Vaishya Raju, Shrestha Sundar Kumar, Vaish Abhishek
Department of Orthopaedics, Indraprastha Apollo Hospitals, New Delhi, India.
Chin J Traumatol. 2013;16(6):344-6.
Fracture of either radius or ulna with a dislocation either at the proximal or distal radioulnar joint (DRUJ) is not a common injury and is inherently unstable. Here we report a case series, with both-bone forearm fractures associated with dislocation of DRUJ, as a Galeazzi-variant type fracture-dislocation, and try to analyze this injury pattern.
The study was based on 6 patients having Galeazzi-variant type fracture-dislocation of different age (20 to 45 years). All fractures were closed type. Two fractures involved the same level and three fractures were at different levels of radius and ulna shaft. After thorough examination and investigations they were treated with limited contact dynamic compression plate without additional fixation for DRUJ.

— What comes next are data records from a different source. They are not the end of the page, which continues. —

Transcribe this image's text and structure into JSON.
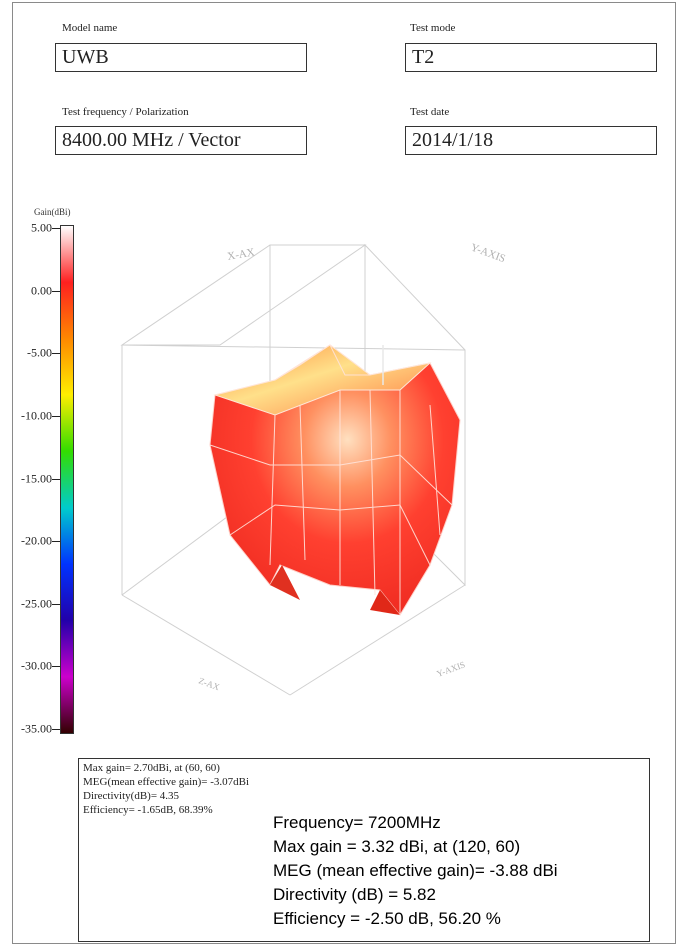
{
  "header": {
    "model_name_label": "Model name",
    "model_name_value": "UWB",
    "test_mode_label": "Test mode",
    "test_mode_value": "T2",
    "test_freq_label": "Test frequency / Polarization",
    "test_freq_value": "8400.00 MHz / Vector",
    "test_date_label": "Test date",
    "test_date_value": "2014/1/18"
  },
  "colorbar": {
    "title": "Gain(dBi)",
    "ticks": [
      "5.00",
      "0.00",
      "-5.00",
      "-10.00",
      "-15.00",
      "-20.00",
      "-25.00",
      "-30.00",
      "-35.00"
    ]
  },
  "chart_data": {
    "type": "3d-surface",
    "title": "",
    "value_range": [
      -35,
      5
    ],
    "colorscale": [
      "#ffffff",
      "#ff2020",
      "#ff8800",
      "#ffee00",
      "#33dd00",
      "#00cccc",
      "#0033ff",
      "#2200aa",
      "#cc00cc",
      "#330000"
    ],
    "axis_labels": [
      "X-AX",
      "Y-AXIS",
      "Z-AX",
      "Y-AXIS"
    ]
  },
  "info_old": {
    "line1": "Max gain= 2.70dBi, at (60, 60)",
    "line2": "MEG(mean effective gain)= -3.07dBi",
    "line3": "Directivity(dB)= 4.35",
    "line4": "Efficiency= -1.65dB, 68.39%"
  },
  "info_new": {
    "line1": "Frequency= 7200MHz",
    "line2": "Max gain = 3.32 dBi, at (120, 60)",
    "line3": "MEG (mean effective gain)= -3.88 dBi",
    "line4": "Directivity (dB) = 5.82",
    "line5": "Efficiency = -2.50 dB, 56.20 %"
  }
}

All cases were followed up for 24 weeks. The maximum incidence occurred in age group between 31 and 40 years. All the fractures of both radius and ulna were united in average time of 12 weeks. Range of motion of wrist and elbow, supination and pronation at final follow-up were normal. There was no subsequent re-subluxation or dislocation of the DRUJ in any of the cases.
Galeazzi variant in adult is a new undescribed pattern of forearm with wrist injury. Stable open reduction and internal fixation of both-bone forearm fractures is mandatory, followed by 3 to 4 weeks of immobilization in a cast for the healing of disrupted DRUJ.
桡骨或尺骨骨折伴近端或远端桡尺关节(DRUJ)脱位并非常见损伤,且本质上不稳定。在此,我们报告一组病例,即双前臂骨折伴DRUJ脱位,作为盖氏骨折变异型骨折脱位,并试图分析这种损伤模式。
该研究基于6例不同年龄(20至45岁)的盖氏骨折变异型骨折脱位患者。所有骨折均为闭合性。2例骨折累及同一水平,3例骨折位于桡骨和尺骨骨干的不同水平。经过全面检查和评估后,对他们采用有限接触动力加压钢板治疗,DRUJ无需额外固定。
所有病例均随访24周。最高发病率出现在31至40岁年龄组。桡骨和尺骨的所有骨折平均在12周内愈合。末次随访时腕关节和肘关节的活动范围、旋前和旋后均正常。所有病例中DRUJ均未出现后续再半脱位或脱位。
成人盖氏骨折变异型是一种新的未描述的伴有腕部损伤的前臂损伤模式。双前臂骨折进行稳定的切开复位内固定是必要的,随后用石膏固定3至4周以促进受损DRUJ的愈合。